Vice-President, Global Sales and Marketing
Carlisle Interconnect Technologies
Ian leads the sales and marketing department at CarlisleIT, where he is responsible for $800 million in global sales. Having previously served in general management positions in the industry, Ian has experience in acquiring, integrating and developing aerospace, connector and harness factories both in Europe and the US.
Years in the industry: 20+
The future of flight will be: Connected
Degree: BSc, Material Management, Brunel University London
Installations for in-flight connectivity are really picking up. What does this mean for CarlisleIT?
This year has presented a challenge in balancing various market shifts: Primarily, there has been a notable decline in traditional seatback in-flight entertainment systems. In many cases, these have been offset with new opportunities for connectivity installations. Carlisle has been anticipating this market pickup by working on product development and certification in the background. Our satcom solution has been three years in the making, and we are now positioned to support it. It is already very exciting to watch our products leaving the shipping dock in growing numbers.
How is your FlightGear ARINC 791 satcom solution helping connectivity providers and airlines keep installations on track?
The product was designed for easy installation and manufacturing scalability, enabling our company and customers to meet increasing demand. Carlisle deliberately did not reinvent the wheel; we did not introduce exotic materials or processes into our design. There is an inherent benefit to this when it comes to supporting the rapidly growing market.
“The performance of cables and connectors needs to be perfect despite being shaken, shocked and routinely doused with coffee from passengers who don’t realize those parts are on the plane.” – Ian Shergold
Explain how connectors, cables and harnesses that are not in passenger view still play a role in their flight experience?
Passengers expect the systems to work perfectly every time. That performance needs to be there despite being frozen, baked, shaken, shocked and routinely doused with Coke, coffee and orange juice from passengers who don’t even realize those parts are on the plane, in and under their seats. Carlisle’s team put thousands of hours into making sure that experience happens by designing, testing and reliably building those parts to the high standards required.
Could a “disruption” affect your company?
Sure.
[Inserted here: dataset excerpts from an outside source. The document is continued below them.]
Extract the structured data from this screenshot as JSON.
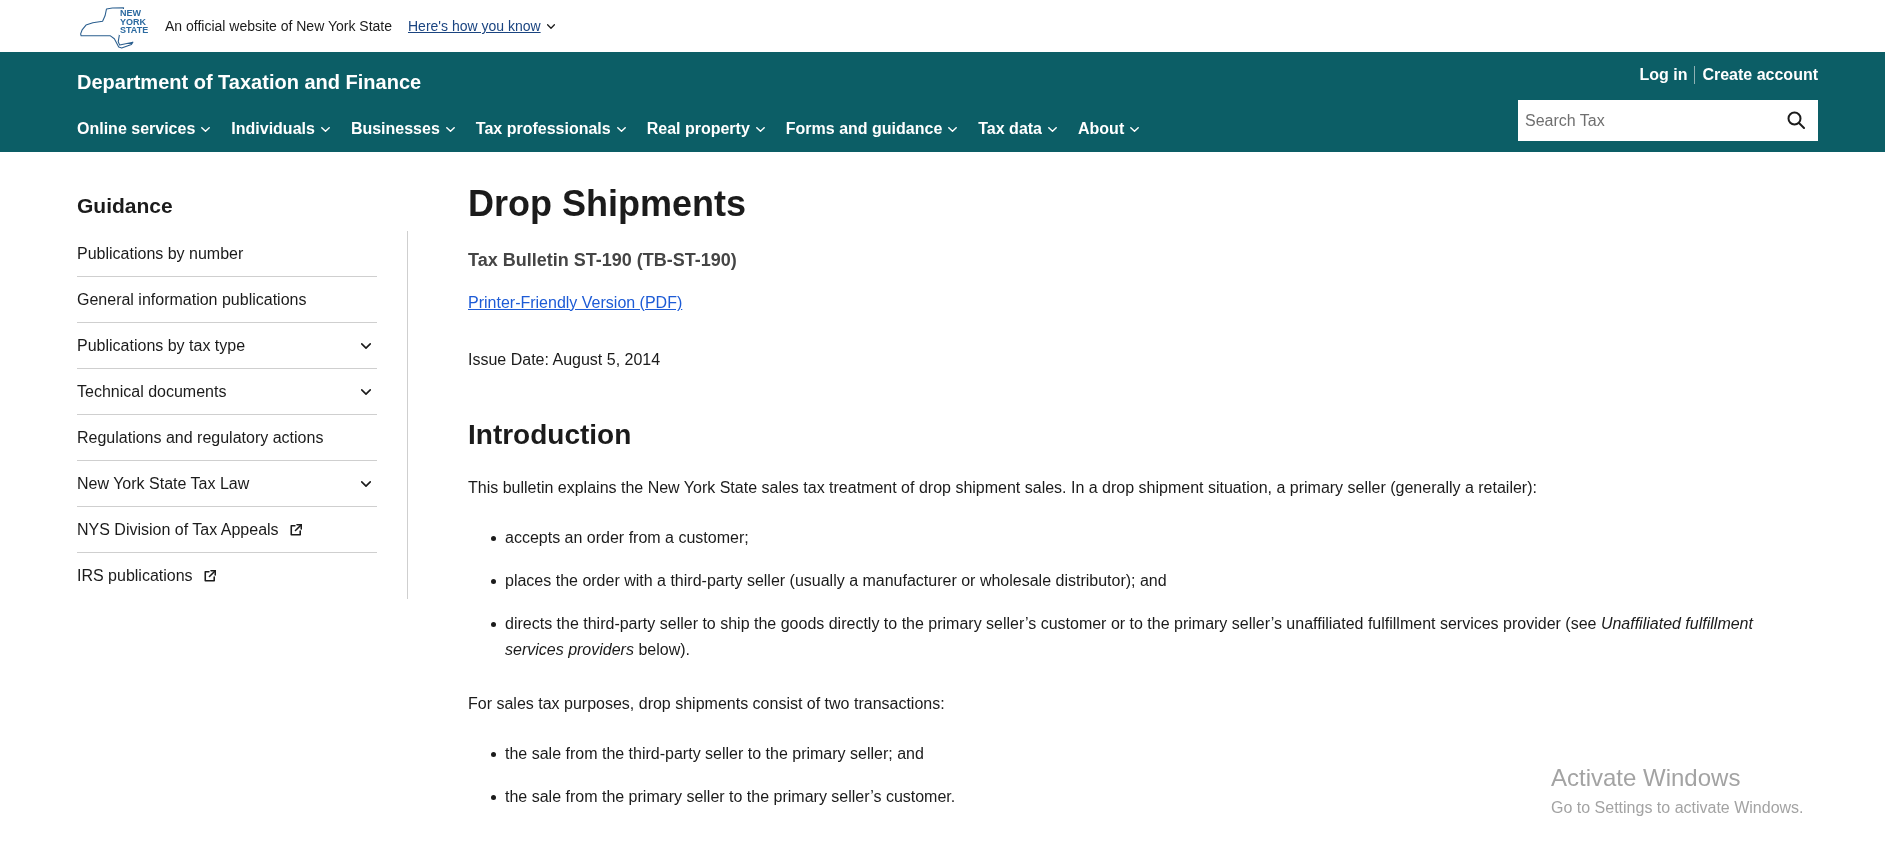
{
  "top_bar": {
    "logo": {
      "lines": [
        "NEW",
        "YORK",
        "STATE"
      ]
    },
    "text": "An official website of New York State",
    "link": "Here's how you know"
  },
  "header": {
    "title": "Department of Taxation and Finance",
    "account_links": [
      "Log in",
      "Create account"
    ],
    "search": {
      "placeholder": "Search Tax"
    },
    "nav": [
      {
        "label": "Online services"
      },
      {
        "label": "Individuals"
      },
      {
        "label": "Businesses"
      },
      {
        "label": "Tax professionals"
      },
      {
        "label": "Real property"
      },
      {
        "label": "Forms and guidance"
      },
      {
        "label": "Tax data"
      },
      {
        "label": "About"
      }
    ]
  },
  "sidebar": {
    "heading": "Guidance",
    "items": [
      {
        "label": "Publications by number",
        "kind": "link"
      },
      {
        "label": "General information publications",
        "kind": "link"
      },
      {
        "label": "Publications by tax type",
        "kind": "expandable"
      },
      {
        "label": "Technical documents",
        "kind": "expandable"
      },
      {
        "label": "Regulations and regulatory actions",
        "kind": "link"
      },
      {
        "label": "New York State Tax Law",
        "kind": "expandable"
      },
      {
        "label": "NYS Division of Tax Appeals",
        "kind": "external"
      },
      {
        "label": "IRS publications",
        "kind": "external"
      }
    ]
  },
  "article": {
    "title": "Drop Shipments",
    "subtitle": "Tax Bulletin ST-190 (TB-ST-190)",
    "pdf_link": "Printer-Friendly Version (PDF)",
    "issue_date": "Issue Date: August 5, 2014",
    "sections": [
      {
        "heading": "Introduction",
        "blocks": [
          {
            "kind": "paragraph",
            "text": "This bulletin explains the New York State sales tax treatment of drop shipment sales. In a drop shipment situation, a primary seller (generally a retailer):"
          },
          {
            "kind": "list",
            "items": [
              "accepts an order from a customer;",
              "places the order with a third-party seller (usually a manufacturer or wholesale distributor); and",
              "directs the third-party seller to ship the goods directly to the primary seller’s customer or to the primary seller’s unaffiliated fulfillment services provider (see *Unaffiliated fulfillment services providers* below)."
            ]
          },
          {
            "kind": "paragraph",
            "text": "For sales tax purposes, drop shipments consist of two transactions:"
          },
          {
            "kind": "list",
            "items": [
              "the sale from the third-party seller to the primary seller; and",
              "the sale from the primary seller to the primary seller’s customer."
            ]
          }
        ]
      }
    ]
  },
  "system_notice": {
    "title": "Activate Windows",
    "message": "Go to Settings to activate Windows."
  }
}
There’s always the unknown lurking out there. Governments could ban wireless devices on airplanes. Jet fuel prices could quadruple. Passengers could decide they prefer trains. However, right now, we don’t see any of those as likely, and expect more passenger miles with Wi-Fi on board to be a continuing trend for at least five to 10 years, with another generation of connectivity solutions improving on the ones we’re installing today.
What change would you make to improve the airline industry right now?
Remind airlines they need to drive the industry with their spending. There has been a trend of airlines moving away from standards, organizations and interoperability expectations. That divestiture has allowed the large aerospace companies to move increasingly toward proprietary, incompatible and customized product offerings. This reduces choice, promotes consolidation among competitors and ultimately makes it more expensive to do just about everything an airline might want to do with its fleet.